Your opinions are always welcome. Comment below.


The Last of the Stanfields by Marc Levy DNF 28%

You might well like this book. It is by a French author, and is written in a lively fashion. It is, however, one of them modern books. I don't like most modern books. 

The basic plot is that in 2016 our first person narrator, Eleanor-Rigby Donovan, living in London, receives an anonymous letter stating that her late mother was both a very good, and a very evil person, and it might pay to discover her past. About 25% of the way through, we have another first person narrator in the character of George-Harrison Collins, living in Canada who receives a similar letter. His mother is in memory care and this father left before he was born. However, interspersed with this time line, we have a story set in Baltimore Maryland in 1980 about two women who set up a newspaper to speak truth to power. Obviously, at least one of these two women is Eleanor-Rigby's mother - there is a mystery involving her and her father - and given the name of George-Harrison, whose father left before he was born, we have a connection there as well. The mystery then is just finding out what happened in 1980, which could be told as a straight story without the "mystery" the letters create. 
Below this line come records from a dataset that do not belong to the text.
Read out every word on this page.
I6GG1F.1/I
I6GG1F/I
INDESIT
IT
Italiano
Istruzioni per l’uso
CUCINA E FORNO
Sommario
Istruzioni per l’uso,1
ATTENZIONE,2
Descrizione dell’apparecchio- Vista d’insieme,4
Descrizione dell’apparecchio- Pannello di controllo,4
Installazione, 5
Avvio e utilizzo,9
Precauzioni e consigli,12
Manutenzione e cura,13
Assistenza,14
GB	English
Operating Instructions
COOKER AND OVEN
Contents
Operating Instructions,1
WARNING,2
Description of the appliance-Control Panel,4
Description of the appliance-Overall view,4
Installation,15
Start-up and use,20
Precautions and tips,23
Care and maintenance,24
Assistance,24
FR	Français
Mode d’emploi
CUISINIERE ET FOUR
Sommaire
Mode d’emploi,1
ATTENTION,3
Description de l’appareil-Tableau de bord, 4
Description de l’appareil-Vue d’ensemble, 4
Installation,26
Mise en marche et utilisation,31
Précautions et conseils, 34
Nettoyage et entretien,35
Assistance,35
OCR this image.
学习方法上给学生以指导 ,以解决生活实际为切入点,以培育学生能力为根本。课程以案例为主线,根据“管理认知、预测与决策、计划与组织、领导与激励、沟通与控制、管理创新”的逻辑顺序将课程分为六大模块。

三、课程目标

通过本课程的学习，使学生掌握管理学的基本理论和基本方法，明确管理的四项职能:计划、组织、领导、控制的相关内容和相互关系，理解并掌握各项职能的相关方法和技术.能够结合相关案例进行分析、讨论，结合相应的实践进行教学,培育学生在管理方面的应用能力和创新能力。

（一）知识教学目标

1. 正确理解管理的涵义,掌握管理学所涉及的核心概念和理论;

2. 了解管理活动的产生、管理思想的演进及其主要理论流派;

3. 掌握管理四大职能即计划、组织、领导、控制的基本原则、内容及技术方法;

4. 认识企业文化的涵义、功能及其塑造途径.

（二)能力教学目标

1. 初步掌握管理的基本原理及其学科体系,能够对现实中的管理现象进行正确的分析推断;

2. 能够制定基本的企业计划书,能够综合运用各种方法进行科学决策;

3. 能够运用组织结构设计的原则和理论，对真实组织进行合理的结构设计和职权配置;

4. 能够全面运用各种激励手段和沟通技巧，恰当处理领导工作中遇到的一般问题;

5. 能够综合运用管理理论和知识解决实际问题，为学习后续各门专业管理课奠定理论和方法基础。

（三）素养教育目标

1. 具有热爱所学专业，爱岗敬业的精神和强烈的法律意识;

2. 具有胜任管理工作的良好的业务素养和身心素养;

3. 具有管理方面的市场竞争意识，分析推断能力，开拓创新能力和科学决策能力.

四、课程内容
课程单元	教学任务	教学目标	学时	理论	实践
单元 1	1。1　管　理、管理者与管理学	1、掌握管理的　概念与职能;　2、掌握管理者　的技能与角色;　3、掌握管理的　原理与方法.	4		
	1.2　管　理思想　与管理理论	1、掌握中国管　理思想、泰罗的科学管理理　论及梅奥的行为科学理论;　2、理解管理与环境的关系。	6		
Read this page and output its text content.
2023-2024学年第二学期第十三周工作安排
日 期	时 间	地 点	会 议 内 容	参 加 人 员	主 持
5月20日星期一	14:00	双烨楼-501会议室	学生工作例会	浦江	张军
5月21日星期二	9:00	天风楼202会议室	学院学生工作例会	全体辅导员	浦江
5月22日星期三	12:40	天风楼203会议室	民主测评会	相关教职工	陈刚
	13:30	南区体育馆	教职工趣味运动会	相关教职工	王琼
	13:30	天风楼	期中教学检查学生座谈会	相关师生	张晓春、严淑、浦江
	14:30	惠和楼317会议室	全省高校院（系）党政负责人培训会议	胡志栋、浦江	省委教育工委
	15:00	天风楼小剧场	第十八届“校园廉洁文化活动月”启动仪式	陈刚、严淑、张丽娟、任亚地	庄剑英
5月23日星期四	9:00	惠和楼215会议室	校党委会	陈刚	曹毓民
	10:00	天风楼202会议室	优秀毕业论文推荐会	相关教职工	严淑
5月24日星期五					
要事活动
I had the best intentions of giving this book a chance, and I think I did. But, alas, I can not get interested in any story if I don't have a character in the story to travel through it. This jumping around in time, and narrators just derails any interest in the story for me. I need to be on the ground with the characters, not above looking down on them. And even in the "present" time period told by the first person narrators, the narration shifts to third person for the scenes when the narrator isn't present, which is at least an interesting way of working around the limits of a first person narrator. However for me, the inability to get interested in the 1980 story, and the rather sentimental 2016 story, was too much for me. But, for the right reader, this might be an enjoyable story.